Listening

IMG_0531At times in conversations, I accidentally cut people off, but doesn’t everybody?  Does that mean I’m not a good listener?

I don’t think I interrupt people more than the next person.  It’s certainly not intentional or malicious.

However, that is my perspective.  I have had others recently tell me that at times, I cut others off in conversation and that it is rude.

I had someone tell me that if I’m frustrated with the flow or direction of a conversation, I won’t let it continue.

I have also, in mid-conversation, been told many, many times by my wife, “You’re not letting me finish”.

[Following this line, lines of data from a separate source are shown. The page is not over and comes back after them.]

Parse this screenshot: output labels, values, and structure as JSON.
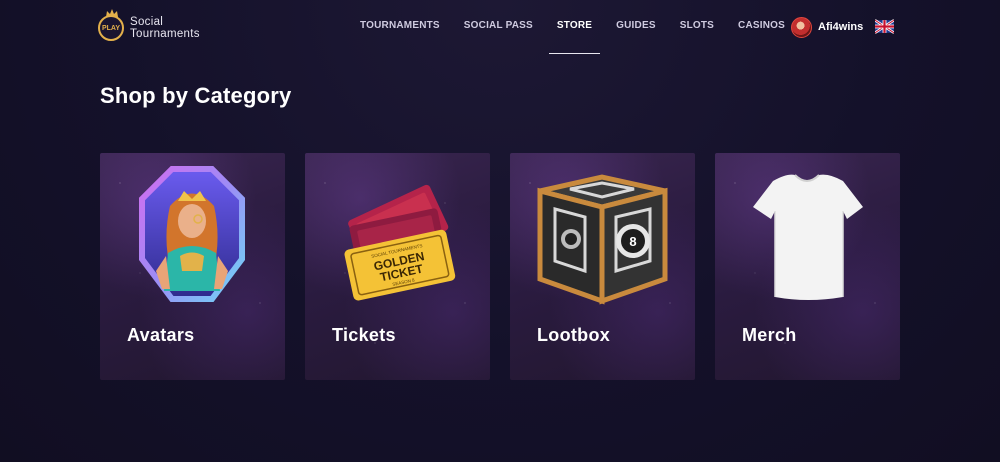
{
  "brand": {
    "badge_text": "PLAY",
    "name_line1": "Social",
    "name_line2": "Tournaments",
    "accent_color": "#e3b04b"
  },
  "nav": {
    "items": [
      {
        "label": "TOURNAMENTS",
        "active": false
      },
      {
        "label": "SOCIAL PASS",
        "active": false
      },
      {
        "label": "STORE",
        "active": true
      },
      {
        "label": "GUIDES",
        "active": false
      },
      {
        "label": "SLOTS",
        "active": false
      },
      {
        "label": "CASINOS",
        "active": false
      }
    ]
  },
  "user": {
    "username": "Afi4wins",
    "avatar_icon": "user-avatar",
    "language_icon": "uk-flag-icon"
  },
  "page": {
    "title": "Shop by Category"
  },
  "categories": [
    {
      "label": "Avatars",
      "icon": "avatar-octagon-image"
    },
    {
      "label": "Tickets",
      "icon": "golden-ticket-image",
      "ticket_top": "SOCIAL TOURNAMENTS",
      "ticket_main1": "GOLDEN",
      "ticket_main2": "TICKET",
      "ticket_sub": "SEASON 8"
    },
    {
      "label": "Lootbox",
      "icon": "lootbox-cube-image",
      "lootbox_number": "8"
    },
    {
      "label": "Merch",
      "icon": "tshirt-image"
    }
  ]
}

Sometimes I get into the “conversation dance”.  You know when you both start talking at the same time then it’s like;

“Sorry go ahead”

“No you go on”

“No please, continue”

“Please I insist”…

So ok.  There’s a pattern…  I don’t always listen well.  It’s becoming more and more apparent to me.  The good news is,

I don’t want to be this way and by recognizing the problem, I can work to change things. 

I thought of some things this morning during my prayer and meditation time.

Listening isn’t for me all the time. – People will feel more valued when their point of view is fully heard and understood.  It will likely make them more receptive to what I have to say.

I won’t be able to form an intelligent thought without having the full story.  – How can I make an informed decision without all of the information?  See Proverbs 18:13.

Nothing will be set in stone, if I don’t get to interject in the “heat of the moment”.  – I think that’s what drives me to make remarks in mid conversation.  I do cut off thought patterns.  I have a fear that if I don’t say my thoughts “right now”, then my point will be lost.  But that’s not true.

For example; if my wife says she thinks I’m cheating on her and starts to tell me why, cutting her off mid-sentence doesn’t make my fidelity any more truthful than if I let her finish.  At least if she finishes, I can speak to her whole thought, not just her initial statement.  I would be able to figure out where she got this crazy idea and speak to the heart of the matter.

So my thought for today is to listen better.  It will not only help you form better thoughts and opinions, but it will place value in others.  And most importantly, you will learn.

2 thoughts on “Listening

  1. J
    I think we all tend to do this. I know I have a fear of forgetting a thought or point I want to make and so it’s become a habit, breaking it takes my full concentration so then I miss parts of what is being said. A vicious circle.
    No sure infidelity was a choice I would have used for an example, but it did make me smile.
    S.

    Liked by 1 person

    1. Haha. I thought about that after I reread it, regarding the infidelity. It was the first thing I thought of because it’s crazy. I couldn’t even imagine being unfaithful to my wife. Thanks for reading.

      I think the trick with all of these life lessons, for myself, is to not beat myself up too much over them… Learn from everything.